Artikel 14 Algemene Aanduidingsregels
14.1 Overige zone - natuurnetwerk brabant ecologische verbindingszone
14.2 Overige zone - attentiegebied natuurnetwerk brabant
14.3 Overige zone - reservering waterberging
14.4 Overige zone - beperkingen veehouderij
Ter plaatse van de aanduiding 'overige zone - beperkingen veehouderij':
- a. is uitbreiding van, vestiging van en omschakeling naar een veehouderij niet toegestaan;
- b. is toename van de bestaande oppervlakte dierenverblijf voor een veehouderij niet toegestaan.
14.5 Overige zone - cultuurhistorisch vlak
14.6 Overige zone - natuurontwikkeling
14.7 Milieuzone - vogelbeheersgebied
Ter plaatse van de aanduiding 'milieuzone - vogelbeheersgebied' zijn oppervlaktewateren met een oppervlakte van meer dan 3 hectare, natuurbeschermingsgebieden, vogelbeschermingsgebieden, vishouderijen met extramurale bassins, extramurale opslag of verwerking van organisch materiaal en afvalwaterzuiveringsinstallaties uitsluitend toegestaan indien dit in overeenstemming is met een verklaring van geen bezwaar van de Minister van Defensie.
14.8 Overige zone - groenblauwe mantel
Ter plaatse van de aanduiding 'overige zone - groenblauwe mantel' zijn de gronden tevens bestemd voor behoud, herstel of duurzame ontwikkeling van het watersysteem en de ecologische en landschappelijke waarden en kenmerken van de onderscheiden gebieden.
14.9 luchtvaartverkeerzone - obstakelbeheergebieden
Ter plaatse van de aanduiding 'luchtvaartverkeerzone - obstakelbeheergebieden', is het bouwen van gebouwen en bouwwerken, geen gebouwen zijnde, die hoger zijn dan de maximaal toelaatbare hoogten (uitgedrukt in meters boven NAP) zoals aangegeven op de Kaarten Obstakelbeheergebieden (Bijlage 2) in verband met de Vliegfunnel, IHCS en ILS, uitsluitend toegestaan indien voorafgaand aan de vergunningverlening uit een schriftelijk advies van het Rijksvastgoedbedrijf van het Ministerie van Binnenlandse Zaken en Koninkrijksrelaties, blijkt dat de bouwhoogte geen gevaar vormt voor het vliegverkeer op en rondom de luchthaven.
14.10 milieuzone - grondwaterbeschermingsgebied
14.11 Vrijwaringszone - molenbiotoop
Hoofdstuk 4 Overgangs- En Slotregels
Artikel 15 Overgangsrecht
15.1 Overgangsrecht bouwwerken
- a.

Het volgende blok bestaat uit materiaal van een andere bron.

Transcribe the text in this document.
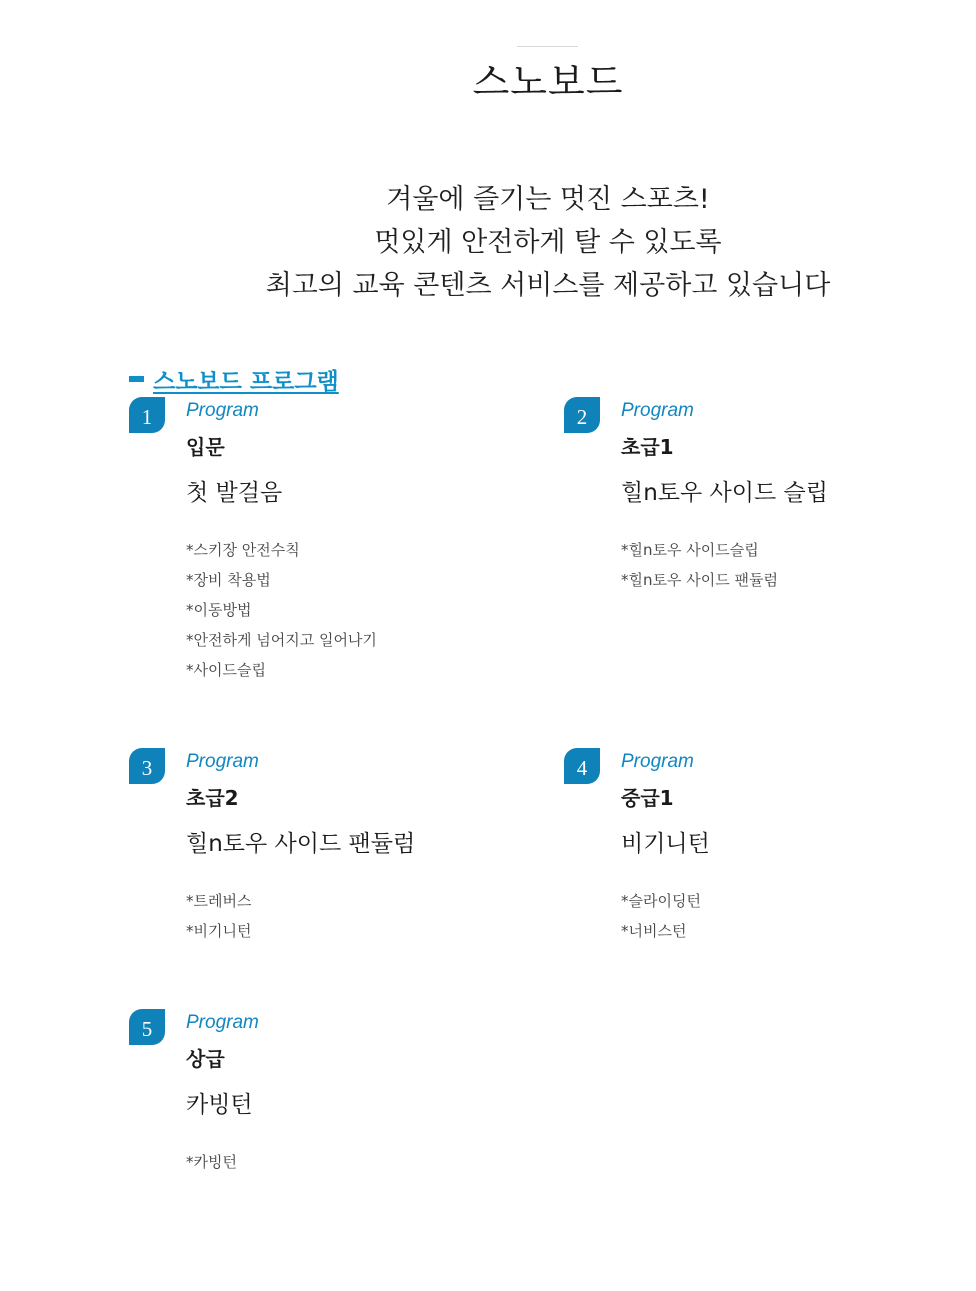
스노보드
겨울에 즐기는 멋진 스포츠!
멋있게 안전하게 탈 수 있도록
최고의 교육 콘텐츠 서비스를 제공하고 있습니다
스노보드 프로그램
1	Program
입문
첫 발걸음
*스키장 안전수칙
*장비 착용법
*이동방법
*안전하게 넘어지고 일어나기
*사이드슬립
2	Program
초급1
힐n토우 사이드 슬립
*힐n토우 사이드슬립
*힐n토우 사이드 팬듈럼
3	Program
초급2
힐n토우 사이드 팬듈럼
*트레버스
*비기니턴
4	Program
중급1
비기니턴
*슬라이딩턴
*너비스턴
5	Program
상급
카빙턴
*카빙턴
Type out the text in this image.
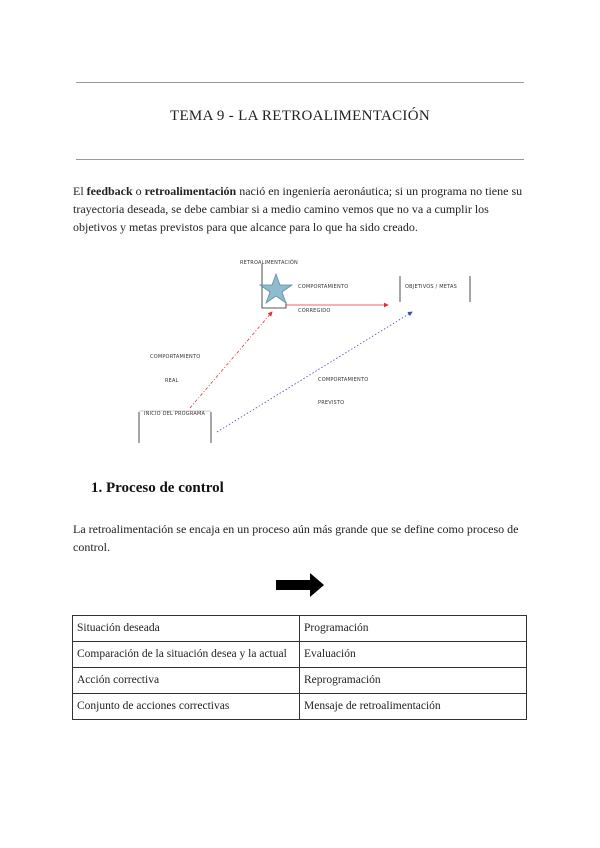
TEMA 9 - LA RETROALIMENTACIÓN
El feedback o retroalimentación nació en ingeniería aeronáutica; si un programa no tiene su trayectoria deseada, se debe cambiar si a medio camino vemos que no va a cumplir los objetivos y metas previstos para que alcance para lo que ha sido creado.
INICIO DEL PROGRAMA
RETROALIMENTACIÓN
COMPORTAMIENTO
CORREGIDO
OBJETIVOS / METAS
COMPORTAMIENTO
REAL	COMPORTAMIENTO
PREVISTO
1. Proceso de control
La retroalimentación se encaja en un proceso aún más grande que se define como proceso de control.
Situación deseada	Programación
Comparación de la situación desea y la actual	Evaluación
Acción correctiva	Reprogramación
Conjunto de acciones correctivas	Mensaje de retroalimentación
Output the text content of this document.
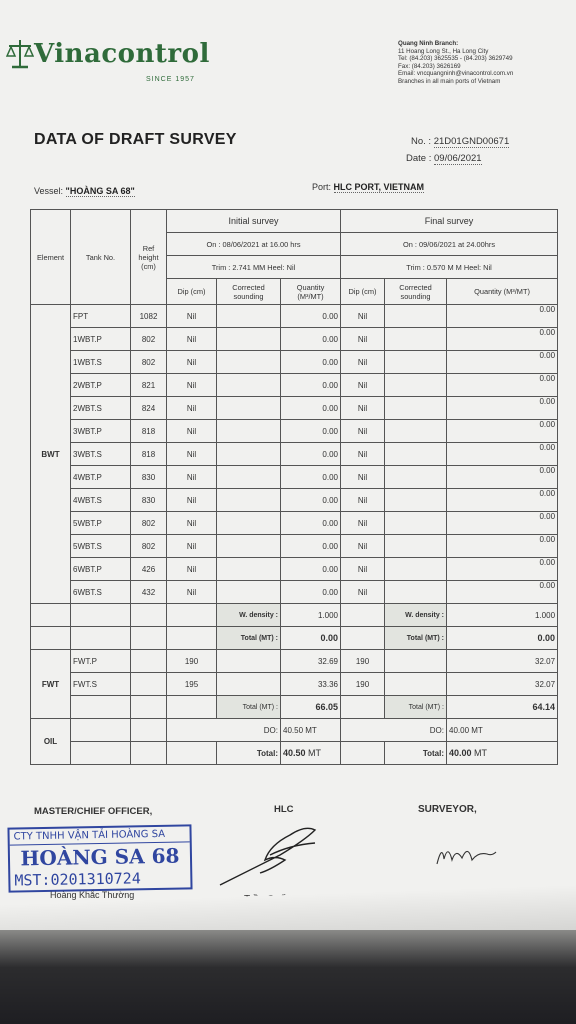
Vinacontrol
SINCE 1957
Quang Ninh Branch:
11 Hoang Long St., Ha Long City
Tel: (84.203) 3625535 - (84.203) 3629749
Fax: (84.203) 3626169
Email: vncquangninh@vinacontrol.com.vn
Branches in all main ports of Vietnam
DATA OF DRAFT SURVEY	No. : 21D01GND00671
Date : 09/06/2021
Vessel: "HOÀNG SA 68"	Port: HLC PORT, VIETNAM
Element	Tank No.	Ref height (cm)	Initial survey			Final survey		
			On : 08/06/2021 at 16.00 hrs			On : 09/06/2021 at 24.00hrs		
			Trim : 2.741 MM Heel: Nil			Trim : 0.570 M M Heel: Nil		
			Dip (cm)	Corrected sounding	Quantity (M³/MT)	Dip (cm)	Corrected sounding	Quantity (M³/MT)
BWT	FPT	1082	Nil		0.00	Nil		0.00
	1WBT.P	802	Nil		0.00	Nil		0.00
	1WBT.S	802	Nil		0.00	Nil		0.00
	2WBT.P	821	Nil		0.00	Nil		0.00
	2WBT.S	824	Nil		0.00	Nil		0.00
	3WBT.P	818	Nil		0.00	Nil		0.00
	3WBT.S	818	Nil		0.00	Nil		0.00
	4WBT.P	830	Nil		0.00	Nil		0.00
	4WBT.S	830	Nil		0.00	Nil		0.00
	5WBT.P	802	Nil		0.00	Nil		0.00
	5WBT.S	802	Nil		0.00	Nil		0.00
	6WBT.P	426	Nil		0.00	Nil		0.00
	6WBT.S	432	Nil		0.00	Nil		0.00
				W. density :	1.000		W. density :	1.000
				Total (MT) :	0.00		Total (MT) :	0.00
FWT	FWT.P		190		32.69	190		32.07
	FWT.S		195		33.36	190		32.07
				Total (MT) :	66.05		Total (MT) :	64.14
OIL			DO:		40.50 MT	DO:		40.00 MT
				Total:	40.50 MT		Total:	40.00 MT
MASTER/CHIEF OFFICER,	HLC	SURVEYOR,
CTY TNHH VẬN TẢI HOÀNG SA
HOÀNG SA 68
MST:0201310724
Hoàng Khắc Thường
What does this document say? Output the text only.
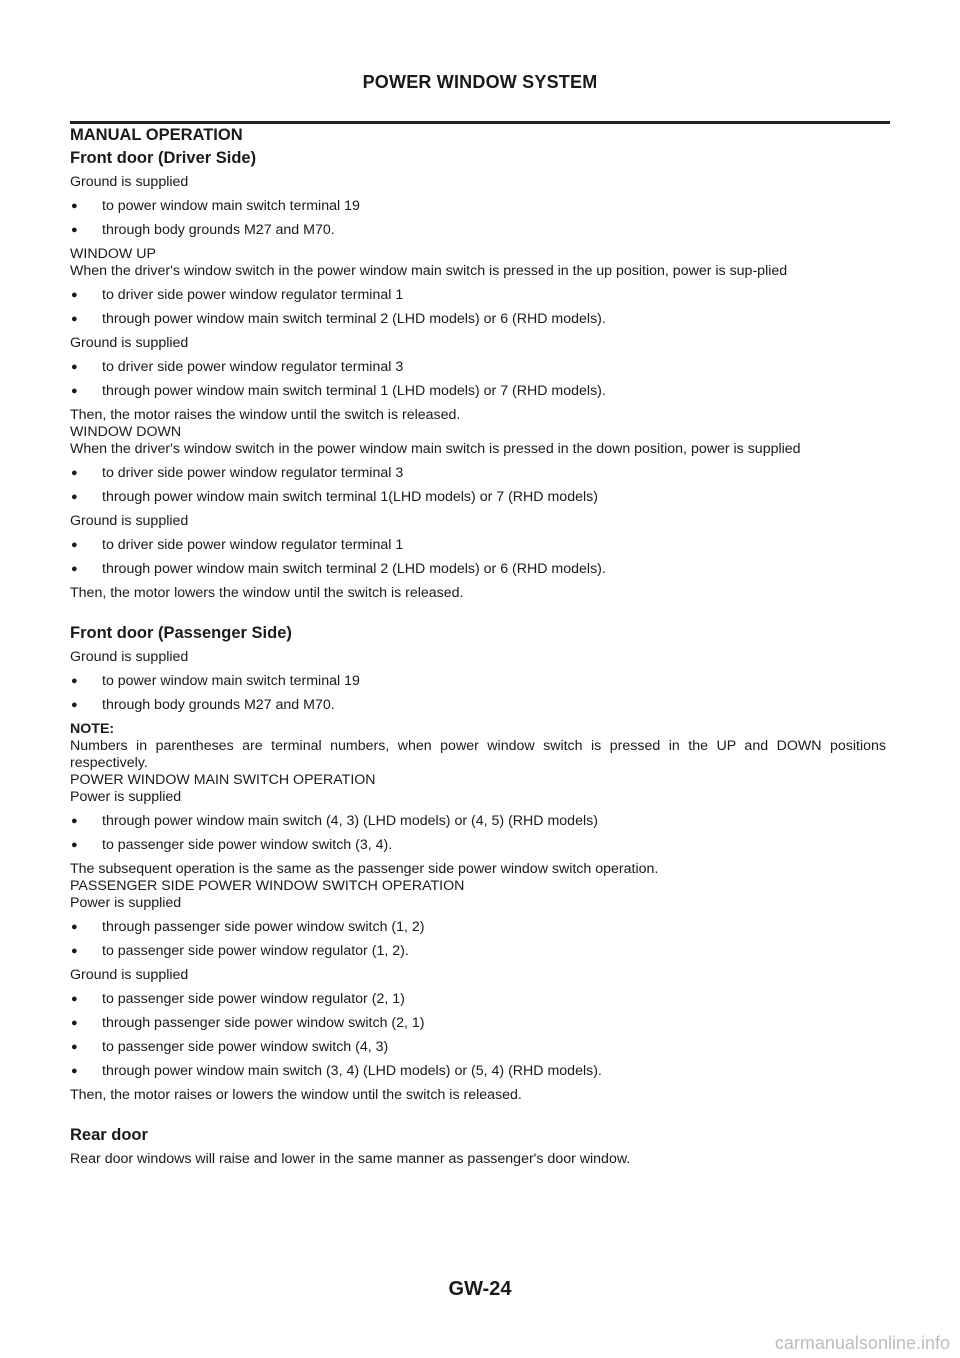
POWER WINDOW SYSTEM
MANUAL OPERATION
Front door (Driver Side)
Ground is supplied
● to power window main switch terminal 19
● through body grounds M27 and M70.
WINDOW UP
When the driver's window switch in the power window main switch is pressed in the up position, power is sup-plied
● to driver side power window regulator terminal 1
● through power window main switch terminal 2 (LHD models) or 6 (RHD models).
Ground is supplied
● to driver side power window regulator terminal 3
● through power window main switch terminal 1 (LHD models) or 7 (RHD models).
Then, the motor raises the window until the switch is released.
WINDOW DOWN
When the driver's window switch in the power window main switch is pressed in the down position, power is supplied
● to driver side power window regulator terminal 3
● through power window main switch terminal 1(LHD models) or 7 (RHD models)
Ground is supplied
● to driver side power window regulator terminal 1
● through power window main switch terminal 2 (LHD models) or 6 (RHD models).
Then, the motor lowers the window until the switch is released.
Front door (Passenger Side)
Ground is supplied
● to power window main switch terminal 19
● through body grounds M27 and M70.
NOTE:
Numbers in parentheses are terminal numbers, when power window switch is pressed in the UP and DOWN positions respectively.
POWER WINDOW MAIN SWITCH OPERATION
Power is supplied
● through power window main switch (4, 3) (LHD models) or (4, 5) (RHD models)
● to passenger side power window switch (3, 4).
The subsequent operation is the same as the passenger side power window switch operation.
PASSENGER SIDE POWER WINDOW SWITCH OPERATION
Power is supplied
● through passenger side power window switch (1, 2)
● to passenger side power window regulator (1, 2).
Ground is supplied
● to passenger side power window regulator (2, 1)
● through passenger side power window switch (2, 1)
● to passenger side power window switch (4, 3)
● through power window main switch (3, 4) (LHD models) or (5, 4) (RHD models).
Then, the motor raises or lowers the window until the switch is released.
Rear door
Rear door windows will raise and lower in the same manner as passenger's door window.
GW-24
carmanualsonline.info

Een bouwwerk dat op het tijdstip van inwerkingtreding van het bestemmingsplan aanwezig of in uitvoering is, dan wel gebouwd kan worden krachtens een omgevingsvergunning voor het bouwen, en afwijkt van het plan, mag, mits deze afwijking naar aard en omvang niet wordt vergroot,
- 1. gedeeltelijk worden vernieuwd of veranderd;
- 2. na het teniet gaan ten gevolge van een calamiteit geheel worden vernieuwd of veranderd, mits de aanvraag van de omgevingsvergunning voor het bouwen wordt gedaan binnen twee jaar na de dag waarop het bouwwerk is teniet gegaan.
- b. Het bevoegd gezag kan eenmalig in afwijking van sub a een omgevingsvergunning verlenen voor het vergroten van de inhoud van een bouwwerk als bedoeld in sub a met maximaal 10%.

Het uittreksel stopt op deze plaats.